Last updated on April 8, 2021
As this blog has noted in prior select posts, Internet social media sites have exploded with relevance across a broad spectrum of family law and divorce-related concerns over the past couple years.
Regularly recurring stories underscore how the cavalier use of a site such as Facebook — for example, as a repository for pictorial evidence of a lavish, criminal or generally injudicious lifestyle — can backfire on an online user in a child custody or visitation dispute, child support matter or property division determination.
The recommendation of commentators who closely follow social media trends and developments is this: Be circumspect online and maintain a responsible, measured presence.
Even doing that, though, is sometimes not enough.
The case of a fitness trainer based in southern California attests to that, and has broad relevance across the country, including in Georgia.
The trainer — a father who left Milwaukee years ago and last made child support payments for his daughter in 1996 — is wanted by Wisconsin authorities on six felony counts of unpaid support that total more than $100,000.
Law enforcement officials went straight to his Facebook page in an effort to find him, since they have had problems locating him.
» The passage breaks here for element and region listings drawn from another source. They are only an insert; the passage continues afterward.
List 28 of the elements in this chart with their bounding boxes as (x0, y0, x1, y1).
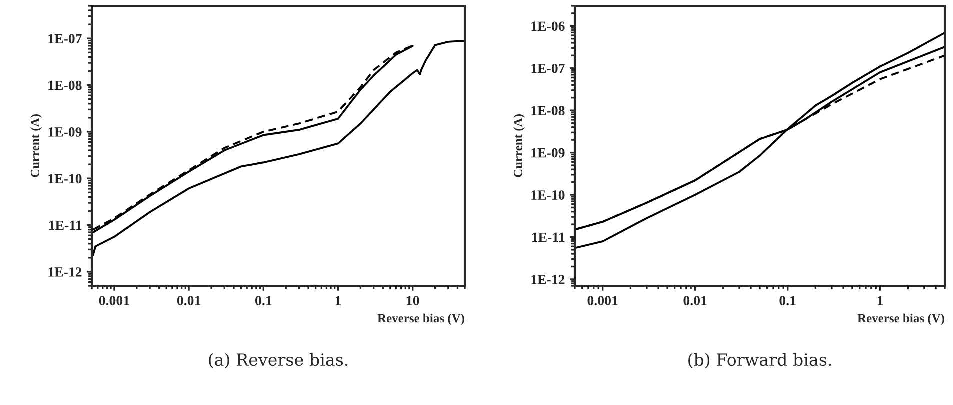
y-tick-label: 1E-10 (48, 174, 82, 184)
y-tick-label: 1E-07 (532, 64, 565, 74)
x-tick-label: 0.1 (780, 296, 796, 306)
text: (a) Reverse bias. (209, 353, 348, 368)
x-tick-label: 10 (407, 296, 420, 306)
y-tick-label: 1E-09 (532, 148, 565, 158)
y-tick-label: 1E-06 (532, 22, 565, 32)
x-axis-title: Reverse bias (V) (858, 314, 944, 326)
y-axis-title: Current (A) (30, 114, 42, 178)
y-tick-label: 1E-08 (532, 106, 565, 116)
y-tick-label: 1E-11 (49, 220, 82, 230)
x-tick-label: 0.001 (99, 296, 130, 306)
x-tick-label: 0.1 (256, 296, 272, 306)
y-tick-label: 1E-07 (48, 34, 82, 44)
x-tick-label: 0.01 (177, 296, 200, 306)
y-tick-label: 1E-12 (532, 275, 565, 284)
x-tick-label: 0.001 (588, 296, 618, 306)
x-tick-label: 1 (878, 296, 884, 306)
x-tick-label: 0.01 (684, 296, 707, 306)
y-tick-label: 1E-11 (532, 232, 565, 242)
text: (b) Forward bias. (688, 353, 832, 368)
y-tick-label: 1E-10 (532, 190, 565, 200)
y-axis-title: Current (A) (514, 114, 525, 178)
y-tick-label: 1E-12 (48, 268, 82, 277)
x-tick-label: 1 (336, 296, 342, 306)
y-tick-label: 1E-09 (48, 128, 82, 137)
y-tick-label: 1E-08 (48, 80, 82, 90)
x-axis-title: Reverse bias (V) (378, 314, 464, 326)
When nothing helpful surfaced on his “public” page, authorities took a second step: They served Facebook with a search warrant on all the information existing behind the public page.
Facebook complied by providing a CD with extensive information that included pictures, messages, comments and a friend list of the non-payer.
In commenting on the matter, a Facebook spokesperson said that the social media company cooperates fully with law enforcement agencies in such matters and that it “adheres to all applicable federal laws.”
The story is certainly food for thought for online users with outstanding legal obligations who maintain an information-heavy social media presence behind their publicly available profile.